Nomes e títulos não foram o suficiente para impedir que a enfermidade o atingisse. Ver o patriarca padecer em sua cama, vítima de uma doença que o corroía era triste, mas não posso afirmar que nutria alguma empatia por sua situação. Porém, foi doloroso assistir Jeon Jungkook herdar seu posto. Ser obrigado a abandonar seus livros de poesia, seu grafite e papéis rabiscados.

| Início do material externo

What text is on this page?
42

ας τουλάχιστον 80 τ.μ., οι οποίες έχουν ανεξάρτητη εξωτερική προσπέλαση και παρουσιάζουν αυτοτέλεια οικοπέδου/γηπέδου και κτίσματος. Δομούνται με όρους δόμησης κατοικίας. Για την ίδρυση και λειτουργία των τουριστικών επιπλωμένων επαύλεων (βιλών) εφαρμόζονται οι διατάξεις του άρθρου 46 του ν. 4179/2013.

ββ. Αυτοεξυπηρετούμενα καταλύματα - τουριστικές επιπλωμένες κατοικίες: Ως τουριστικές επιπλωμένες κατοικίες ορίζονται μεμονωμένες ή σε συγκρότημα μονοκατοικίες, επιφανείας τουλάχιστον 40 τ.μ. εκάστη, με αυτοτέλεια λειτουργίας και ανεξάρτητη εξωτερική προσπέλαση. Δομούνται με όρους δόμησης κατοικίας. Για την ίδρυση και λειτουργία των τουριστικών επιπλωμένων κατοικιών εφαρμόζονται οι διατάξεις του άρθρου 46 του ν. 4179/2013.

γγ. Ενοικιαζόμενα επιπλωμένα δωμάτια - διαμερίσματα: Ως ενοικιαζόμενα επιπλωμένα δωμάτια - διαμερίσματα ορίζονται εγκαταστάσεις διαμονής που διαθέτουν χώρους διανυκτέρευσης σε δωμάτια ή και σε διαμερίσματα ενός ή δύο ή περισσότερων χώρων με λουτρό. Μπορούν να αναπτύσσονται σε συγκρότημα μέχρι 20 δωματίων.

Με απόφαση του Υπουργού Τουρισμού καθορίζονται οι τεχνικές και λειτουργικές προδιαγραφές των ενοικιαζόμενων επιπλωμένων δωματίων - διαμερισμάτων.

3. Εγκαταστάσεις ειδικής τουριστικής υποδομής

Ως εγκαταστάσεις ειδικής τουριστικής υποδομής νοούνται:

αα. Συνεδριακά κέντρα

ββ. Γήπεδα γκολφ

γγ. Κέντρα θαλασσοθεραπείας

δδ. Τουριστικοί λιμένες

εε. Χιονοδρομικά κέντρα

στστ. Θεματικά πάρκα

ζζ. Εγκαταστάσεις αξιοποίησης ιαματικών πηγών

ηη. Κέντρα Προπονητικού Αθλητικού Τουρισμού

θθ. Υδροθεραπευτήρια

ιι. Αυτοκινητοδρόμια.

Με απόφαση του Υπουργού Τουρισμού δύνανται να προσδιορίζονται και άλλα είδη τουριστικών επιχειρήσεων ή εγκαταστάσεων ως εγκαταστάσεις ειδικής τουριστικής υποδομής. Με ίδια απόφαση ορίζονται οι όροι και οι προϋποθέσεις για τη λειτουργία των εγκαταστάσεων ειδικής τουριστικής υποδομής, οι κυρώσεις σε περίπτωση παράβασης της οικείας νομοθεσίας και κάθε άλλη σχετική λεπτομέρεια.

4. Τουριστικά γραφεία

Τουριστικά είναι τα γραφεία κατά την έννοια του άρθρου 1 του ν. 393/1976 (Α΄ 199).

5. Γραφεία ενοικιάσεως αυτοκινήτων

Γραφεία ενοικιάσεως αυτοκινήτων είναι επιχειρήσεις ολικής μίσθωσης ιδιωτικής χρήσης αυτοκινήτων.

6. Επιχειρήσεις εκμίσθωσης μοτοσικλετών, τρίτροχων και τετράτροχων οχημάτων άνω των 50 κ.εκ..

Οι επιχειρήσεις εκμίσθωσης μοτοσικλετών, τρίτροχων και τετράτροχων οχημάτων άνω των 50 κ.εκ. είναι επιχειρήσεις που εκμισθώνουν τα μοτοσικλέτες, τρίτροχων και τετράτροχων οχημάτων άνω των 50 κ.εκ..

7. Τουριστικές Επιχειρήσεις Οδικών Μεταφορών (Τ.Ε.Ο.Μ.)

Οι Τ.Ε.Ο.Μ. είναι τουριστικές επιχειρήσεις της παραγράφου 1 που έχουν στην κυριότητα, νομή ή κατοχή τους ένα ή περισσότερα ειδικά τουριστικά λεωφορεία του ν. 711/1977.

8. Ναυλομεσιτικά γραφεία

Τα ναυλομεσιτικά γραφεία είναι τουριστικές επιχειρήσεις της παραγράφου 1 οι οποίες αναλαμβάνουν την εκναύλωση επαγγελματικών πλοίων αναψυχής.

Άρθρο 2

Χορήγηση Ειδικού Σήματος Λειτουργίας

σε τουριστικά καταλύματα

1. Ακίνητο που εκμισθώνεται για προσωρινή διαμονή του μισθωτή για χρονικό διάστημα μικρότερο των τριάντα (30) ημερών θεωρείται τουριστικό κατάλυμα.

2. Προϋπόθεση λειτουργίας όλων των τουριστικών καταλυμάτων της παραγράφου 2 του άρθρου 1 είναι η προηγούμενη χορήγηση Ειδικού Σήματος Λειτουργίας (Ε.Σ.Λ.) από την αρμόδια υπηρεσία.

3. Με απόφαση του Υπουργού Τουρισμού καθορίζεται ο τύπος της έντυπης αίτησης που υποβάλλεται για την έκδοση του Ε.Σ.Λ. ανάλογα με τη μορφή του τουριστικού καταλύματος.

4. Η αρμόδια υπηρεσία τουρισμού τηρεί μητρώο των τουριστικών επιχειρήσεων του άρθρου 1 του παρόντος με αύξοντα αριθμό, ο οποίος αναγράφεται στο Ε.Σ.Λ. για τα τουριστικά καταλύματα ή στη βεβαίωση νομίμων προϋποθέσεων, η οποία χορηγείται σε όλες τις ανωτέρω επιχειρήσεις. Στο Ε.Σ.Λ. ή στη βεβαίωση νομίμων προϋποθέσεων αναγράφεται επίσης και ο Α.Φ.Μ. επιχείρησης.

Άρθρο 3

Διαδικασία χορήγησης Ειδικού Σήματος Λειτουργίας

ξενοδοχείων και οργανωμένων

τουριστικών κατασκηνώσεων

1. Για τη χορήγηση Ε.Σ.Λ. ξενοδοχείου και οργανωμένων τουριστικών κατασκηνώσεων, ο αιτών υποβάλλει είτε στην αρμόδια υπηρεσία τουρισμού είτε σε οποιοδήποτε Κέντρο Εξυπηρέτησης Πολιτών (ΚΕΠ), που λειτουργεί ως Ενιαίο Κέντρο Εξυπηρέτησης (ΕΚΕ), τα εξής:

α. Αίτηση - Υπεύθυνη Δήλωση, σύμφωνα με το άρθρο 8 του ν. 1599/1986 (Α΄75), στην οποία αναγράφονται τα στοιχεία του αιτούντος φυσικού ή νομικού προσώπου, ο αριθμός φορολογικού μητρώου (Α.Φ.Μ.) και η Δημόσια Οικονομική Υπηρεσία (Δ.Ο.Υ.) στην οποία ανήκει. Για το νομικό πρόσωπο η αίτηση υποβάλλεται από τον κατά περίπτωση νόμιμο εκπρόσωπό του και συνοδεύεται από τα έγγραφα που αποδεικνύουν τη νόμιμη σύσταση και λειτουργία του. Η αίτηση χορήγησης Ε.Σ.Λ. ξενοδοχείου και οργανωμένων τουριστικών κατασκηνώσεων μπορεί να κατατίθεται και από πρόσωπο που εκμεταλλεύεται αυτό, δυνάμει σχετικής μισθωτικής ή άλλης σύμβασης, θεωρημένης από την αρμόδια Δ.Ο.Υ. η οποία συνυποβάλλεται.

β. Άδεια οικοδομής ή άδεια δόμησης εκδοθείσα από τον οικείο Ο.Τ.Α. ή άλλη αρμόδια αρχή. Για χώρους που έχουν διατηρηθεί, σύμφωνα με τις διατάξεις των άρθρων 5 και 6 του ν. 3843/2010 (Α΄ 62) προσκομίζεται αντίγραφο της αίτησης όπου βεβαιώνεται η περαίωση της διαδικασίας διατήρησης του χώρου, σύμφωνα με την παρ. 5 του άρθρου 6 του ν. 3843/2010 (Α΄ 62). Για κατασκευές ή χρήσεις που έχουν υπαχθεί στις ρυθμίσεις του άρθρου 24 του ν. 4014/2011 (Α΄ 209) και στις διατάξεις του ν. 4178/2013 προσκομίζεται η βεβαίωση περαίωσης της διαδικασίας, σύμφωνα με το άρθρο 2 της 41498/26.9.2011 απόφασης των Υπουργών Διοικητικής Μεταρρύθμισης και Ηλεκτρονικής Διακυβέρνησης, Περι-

Com frequência, agora, empregados espiavam por sua porta e o viam sentado atrás de sua mesa, com o olhar disperso, uma caneta balançando entre seus dedos, mas nenhum documento assinado.

Em sua mente, era recorrente a lembrança de seus tempos na fazenda. Conseguia ver com clareza a enorme extensão verde, o cheiro do café moído e as mãos suaves de Kim Taehyung tocando suas bochechas com ternura.

— Kook, por favor, você pode olhar pra mim? – Taehyung implorava ao seu lado, a voz trêmula, dizendo frases com incerteza. – Não vai me dizer que vai aceitar tudo o que disseram.

Jeon olhava para o chão, não queria encarar os olhos do rapaz se estivessem tão carregados de dor quanto sua voz.

— Não podemos continuar com isso. Não tem como – disse tentando passar confiança.

— Ora, por favor! Sabemos que podemos dar um jeito se pensarmos um pouco mais. As críticas de seu pai foram tão duras que te fizeram desistir de tudo?

— Agora não é um bom momento para sonhar acordado, Taehyung. E se estiverem certos? E se for mesmo desprezível? – Jeon não desviou seus olhos do chão, não queria parecer fraco.

— Acha que o que temos é desprezível? – Taehyung indagou, incrédulo.

Silêncio.

— Acha. Você acha que o que temos é desprezível. Concorda com eles – sentiu a chateação em sua voz se transformar em decepção, esta que era quase palpável.

O mais novo não ouviu quando o outro deixou a sala e não voltou. Não sabe como teria sido caso contrário, mas no fundo desejou fortemente que Kim invadisse o cômodo, lutando por ele com as forças que ele próprio não possuía.